How much for eggs now?

Wild birds have been the main ones spreading the Avian Flu. That's why most people that have their own chickens have been covering their runs and not letting them out quite as much to forage. The main thing is chicken feed and their water, not letting the wild birds access it.

Yes I know, but having everybody keep chickens now will make the risk shoot through the roof. I mean, if you don't want this pest to stop, that's a good way.
 
No they don't. They will start laying at 6 months old and when they are 2.5 years old their prime egg laying days are over and it is off to the chicken nugget house.
They will continue to lay eggs well beyond 3 years old but their production drops by half as they get to be 6 or 7, so they don't fit well in the industrial egg laying model of max egg production.
They might be 2 to lay he XXXXL eggs but they start at 6 months with normal size eggs.
In the US nobody really sells anything smaller than large eggs at retail (medium are rare, small are specialty for 30+ years)

The type of chickens laying eggs outside a farm market setting are not similar to what you are used to or familiar with.

Antique chickens would many times start laying eggs at 4 months, these multipurpose chickens laid eggs that aren’t considered marketable .

If industrial layers start laying at 6 months they again won’t lay many eggs marketable to retail at that point, which is why so called liquid eggs should be the same price now as years ago. (Bad eggs usually go into all sorts of industrial crap)

Bird Flu gets problematic at 6+ months already which kills your production and raises costs.

Your point however is taken, F consumer preferences, grow pullets, sell little eggs and small chickens.

Small eggs 99 cents a dozen, large $8 let the market decide.

Could do this but industrial farms are so specialized they probably literally can’t handle pullets and small eggs.

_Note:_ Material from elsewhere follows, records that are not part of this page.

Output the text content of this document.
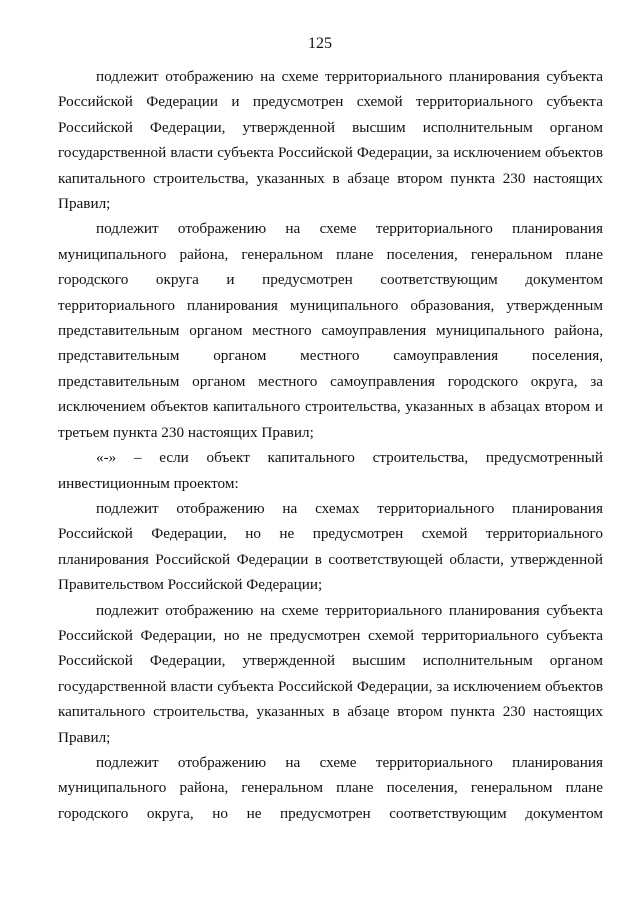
125

подлежит отображению на схеме территориального планирования субъекта Российской Федерации и предусмотрен схемой территориального субъекта Российской Федерации, утвержденной высшим исполнительным органом государственной власти субъекта Российской Федерации, за исключением объектов капитального строительства, указанных в абзаце втором пункта 230 настоящих Правил;

подлежит отображению на схеме территориального планирования муниципального района, генеральном плане поселения, генеральном плане городского округа и предусмотрен соответствующим документом территориального планирования муниципального образования, утвержденным представительным органом местного самоуправления муниципального района, представительным органом местного самоуправления поселения, представительным органом местного самоуправления городского округа, за исключением объектов капитального строительства, указанных в абзацах втором и третьем пункта 230 настоящих Правил;

«-» – если объект капитального строительства, предусмотренный инвестиционным проектом:

подлежит отображению на схемах территориального планирования Российской Федерации, но не предусмотрен схемой территориального планирования Российской Федерации в соответствующей области, утвержденной Правительством Российской Федерации;

подлежит отображению на схеме территориального планирования субъекта Российской Федерации, но не предусмотрен схемой территориального субъекта Российской Федерации, утвержденной высшим исполнительным органом государственной власти субъекта Российской Федерации, за исключением объектов капитального строительства, указанных в абзаце втором пункта 230 настоящих Правил;

подлежит отображению на схеме территориального планирования муниципального района, генеральном плане поселения, генеральном плане городского округа, но не предусмотрен соответствующим документом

Roosters oddly are more resistant to bird flu, could grow them for meat and soup stock but most are destroyed because they are harder to raise and lack the breast meat everyone expects, good thighs, wings and legs though, lower fat which might upset some.
 
A few years back, Kroger would have dozen and a half cartons of eggs as a weekly digital deal every few weeks for around a buck.
My, but things have changed.
I'm seeing $6-7 a dozen locally with a high of $7.99.
This is the market's way of telling you that you don't really need to eat eggs.
 
We have chickens and eggs but you can't hard boiled fresh eggs. Can't peel them. Tried all kinds of tricks and nothing works .

I won't eat eggs any other way. Plus I like to get away from the house occasionally.
I punch holes in the air pocket side and boil for 9 mins, then cool in tap water for 10 mins, then peel. Most of the time I can peel them well other than about 1/10 of them. Fresh eggs from the shortage too.
 
Avian Flu just threw some gas on the eggflation explosion.
There are outbreaks of Avian flu pretty much every single year. It has been common in N America for the past 8 years, so it's nothing new. More birds were culled in recent years (can't recall which, but between '21 and '23) vs 2024.
 
I'm not defending her response, but a quick Google search reveals she was raised on a family farm, and received a degree in Agriculture from Texas A&M before she became a lawyer. You, sir, would be incorrect.
You'd think she would know what's needed to raise chickens in your backyard then.... How many cities (where the vast majority of people live) don't allow chickens to be raised ? What about people who live in apartments ? It's easy to say "raise your own chickens for eggs" for a news byte when in reality, it's not even close to practical.
 
Trader Joe's had its store brand of large eggs for $3.49/dozen in central Virginia yesterday, which was $2 cheaper than even Walmart, Lidl, and Aldi. Customers were limited to one dozen. But Trader Joe's is distantly related to the Aldi stores.
 
I'm boycotting eggs I have been for the last 3 and 1/2 months. I refuse to pay over $4.50 for a dozen eggs.
I think it's just another tactic to keep the common man down and broke.

They ask high prices for the eggs and as long as they can get it they'll keep taking it from us.

Boycott, eggs don't have long shelf life and chickens don't live more than a few years.
 
I'm boycotting eggs I have been for the last 3 and 1/2 months. I refuse to pay over $4.50 for a dozen eggs.
I think it's just another tactic to keep the common man down and broke.

They ask high prices for the eggs and as long as they can get it they'll keep taking it from us.

Boycott, eggs don't have long shelf life and chickens don't live more than a few years.
So they are killing their laying stock just out of spite?